Core Concepts
Low-coverage whole genome sequencing combined with efficient imputation can provide valuable insights into the genetic factors underlying severe COVID-19 disease presentation and progression.
Abstract
This study explores the use of low-coverage whole genome sequencing (lcWGS) and imputation to characterize the genetic profiles of a cohort of severe COVID-19 patients. The researchers generated a dataset of 79 imputed variant call format (VCF) files using the GLIMPSE1 imputation tool, with each file containing an average of 9.5 million single nucleotide variants.
The key highlights and insights from the study are:
Demographic and Genetic Characterization of the Cohort:
The patient cohort exhibited a right-skewed age distribution, with a higher prevalence of individuals in the 45-64 age range, and a higher frequency of male patients.
Principal component analysis revealed that most patients clustered within the European genetic ancestry group, with some individuals also exhibiting admixed American and South Asian ancestries.
Hospital Stay and Intensive Care Unit (ICU) Admission Analysis:
The distribution of hospital stay durations was right-skewed, with most patients requiring relatively short stays, but a subset experiencing significantly longer stays.
Male patients exhibited greater variability in hospital stay durations, with some outliers requiring unusually long stays.
Approximately 25% of the cohort was admitted to the ICU, with a much larger proportion of males necessitating ICU admission compared to females.
Comprehensive Clinical Phenotyping:
The researchers developed a specialized set of 28 standardized medical terms to characterize the clinical phenotypes of the severe COVID-19 patients.
The Pulmonary category, including pneumonia and ARDS, was the most prevalent, followed by Extra-Pulmonary, Coagulation, and Systemic phenotypes.

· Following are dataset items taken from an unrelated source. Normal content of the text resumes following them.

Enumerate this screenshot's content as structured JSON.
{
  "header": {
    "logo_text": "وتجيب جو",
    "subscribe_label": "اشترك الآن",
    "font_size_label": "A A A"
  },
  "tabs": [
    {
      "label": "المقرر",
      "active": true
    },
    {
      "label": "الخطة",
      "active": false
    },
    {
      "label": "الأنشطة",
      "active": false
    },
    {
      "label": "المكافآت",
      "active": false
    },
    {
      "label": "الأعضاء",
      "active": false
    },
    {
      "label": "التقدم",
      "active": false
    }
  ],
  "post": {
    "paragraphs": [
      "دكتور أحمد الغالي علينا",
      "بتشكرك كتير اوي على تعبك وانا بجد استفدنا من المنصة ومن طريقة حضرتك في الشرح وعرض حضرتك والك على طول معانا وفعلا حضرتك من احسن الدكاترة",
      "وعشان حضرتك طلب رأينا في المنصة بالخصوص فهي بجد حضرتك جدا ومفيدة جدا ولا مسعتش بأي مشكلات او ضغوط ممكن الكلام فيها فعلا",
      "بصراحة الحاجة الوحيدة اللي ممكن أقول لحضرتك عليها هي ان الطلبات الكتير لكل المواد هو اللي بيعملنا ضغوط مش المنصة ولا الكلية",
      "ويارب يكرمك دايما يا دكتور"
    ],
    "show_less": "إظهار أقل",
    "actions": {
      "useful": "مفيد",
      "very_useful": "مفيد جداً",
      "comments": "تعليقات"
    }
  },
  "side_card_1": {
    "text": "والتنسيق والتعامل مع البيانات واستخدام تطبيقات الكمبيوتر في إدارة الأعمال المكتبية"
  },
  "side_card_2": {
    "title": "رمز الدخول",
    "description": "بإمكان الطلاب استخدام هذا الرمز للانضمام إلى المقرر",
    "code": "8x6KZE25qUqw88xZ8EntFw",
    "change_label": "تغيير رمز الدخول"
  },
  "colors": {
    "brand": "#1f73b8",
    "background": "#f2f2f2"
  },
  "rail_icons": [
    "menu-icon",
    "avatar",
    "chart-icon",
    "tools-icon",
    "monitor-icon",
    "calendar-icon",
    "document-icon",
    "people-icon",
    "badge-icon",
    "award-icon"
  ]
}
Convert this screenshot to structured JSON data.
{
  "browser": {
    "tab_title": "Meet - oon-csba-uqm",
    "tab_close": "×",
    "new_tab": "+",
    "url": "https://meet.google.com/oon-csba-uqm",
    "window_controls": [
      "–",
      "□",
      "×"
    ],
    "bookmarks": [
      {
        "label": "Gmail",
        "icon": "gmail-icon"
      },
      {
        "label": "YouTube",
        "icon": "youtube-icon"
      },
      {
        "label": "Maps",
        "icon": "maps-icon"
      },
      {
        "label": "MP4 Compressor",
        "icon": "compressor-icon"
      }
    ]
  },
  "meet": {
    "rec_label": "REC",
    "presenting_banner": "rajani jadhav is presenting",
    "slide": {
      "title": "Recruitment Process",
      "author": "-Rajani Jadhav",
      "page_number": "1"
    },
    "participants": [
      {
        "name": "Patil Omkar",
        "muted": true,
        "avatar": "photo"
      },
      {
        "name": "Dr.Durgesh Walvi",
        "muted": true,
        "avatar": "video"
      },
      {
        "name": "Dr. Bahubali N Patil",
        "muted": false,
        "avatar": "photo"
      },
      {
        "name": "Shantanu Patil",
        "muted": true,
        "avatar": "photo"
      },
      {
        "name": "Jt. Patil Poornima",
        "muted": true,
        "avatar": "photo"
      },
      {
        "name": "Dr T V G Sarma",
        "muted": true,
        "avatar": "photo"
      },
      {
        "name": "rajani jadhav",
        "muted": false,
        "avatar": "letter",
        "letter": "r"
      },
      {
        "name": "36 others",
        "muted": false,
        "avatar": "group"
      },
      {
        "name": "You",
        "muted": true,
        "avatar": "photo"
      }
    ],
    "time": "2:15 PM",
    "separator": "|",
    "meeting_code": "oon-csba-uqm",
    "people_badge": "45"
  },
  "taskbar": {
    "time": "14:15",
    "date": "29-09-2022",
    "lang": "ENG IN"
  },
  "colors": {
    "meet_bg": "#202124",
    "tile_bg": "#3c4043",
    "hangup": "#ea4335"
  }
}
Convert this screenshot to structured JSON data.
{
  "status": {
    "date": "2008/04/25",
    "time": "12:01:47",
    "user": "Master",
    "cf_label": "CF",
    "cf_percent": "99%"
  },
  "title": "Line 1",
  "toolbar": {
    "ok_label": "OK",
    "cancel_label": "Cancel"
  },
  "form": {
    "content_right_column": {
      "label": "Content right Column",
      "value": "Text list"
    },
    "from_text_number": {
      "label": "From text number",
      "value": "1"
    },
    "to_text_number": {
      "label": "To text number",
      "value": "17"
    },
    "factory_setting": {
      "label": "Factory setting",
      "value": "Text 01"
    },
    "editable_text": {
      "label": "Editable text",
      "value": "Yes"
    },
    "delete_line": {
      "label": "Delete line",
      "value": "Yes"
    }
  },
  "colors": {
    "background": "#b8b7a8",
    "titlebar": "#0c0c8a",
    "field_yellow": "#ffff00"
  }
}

Correlation analysis revealed moderate associations between certain phenotypes, such as neurological conditions and exanthema, myopathies, and bone marrow abnormalities.
Validation of Imputation Accuracy:
The researchers validated the imputation accuracy of the GLIMPSE1 algorithm using a high-coverage genome from an independent Iberian Population in Spain (IBS) individual, sequenced on both Illumina and MGI platforms.
The validation showed that GLIMPSE1 can accurately impute variants with minor allele frequencies as low as 2%, with an aggregate squared Pearson correlation of approximately 0.97 across all minor allele frequency bins.
The methods and findings presented in this study demonstrate the potential of leveraging low-coverage whole genome sequencing and efficient imputation techniques to uncover the genetic determinants of severe COVID-19 outcomes. The dataset and insights generated can be valuable resources for future genomic research on COVID-19 and other complex diseases.
Stats
Approximately 325 GB of FASTQ data, 156 GB of CRAM data, and 6 GB of VCF data were generated for the 79 severe COVID-19 patient samples.
The average number of high-confidence single nucleotide variants per VCF file was 9.49 million [95%CI: 9.37 million - 9.61 million].
The aggregate squared Pearson correlation (r^2) between high-coverage and imputed genotypes for the validation IBS001 genome was approximately 0.97 across all minor allele frequency bins.
Quotes
"Despite continuous improvements in genotype imputation algorithms, lcWGS imputation remains underutilised as an economical alternative over higher-coverage sequencing."
"The validation of our imputation and filtering process shows that GLIMPSE1, with the 1000 Genomes Project Phase 3 as the reference panel, can be used to confidently impute variants with MAF up to approximately 2%."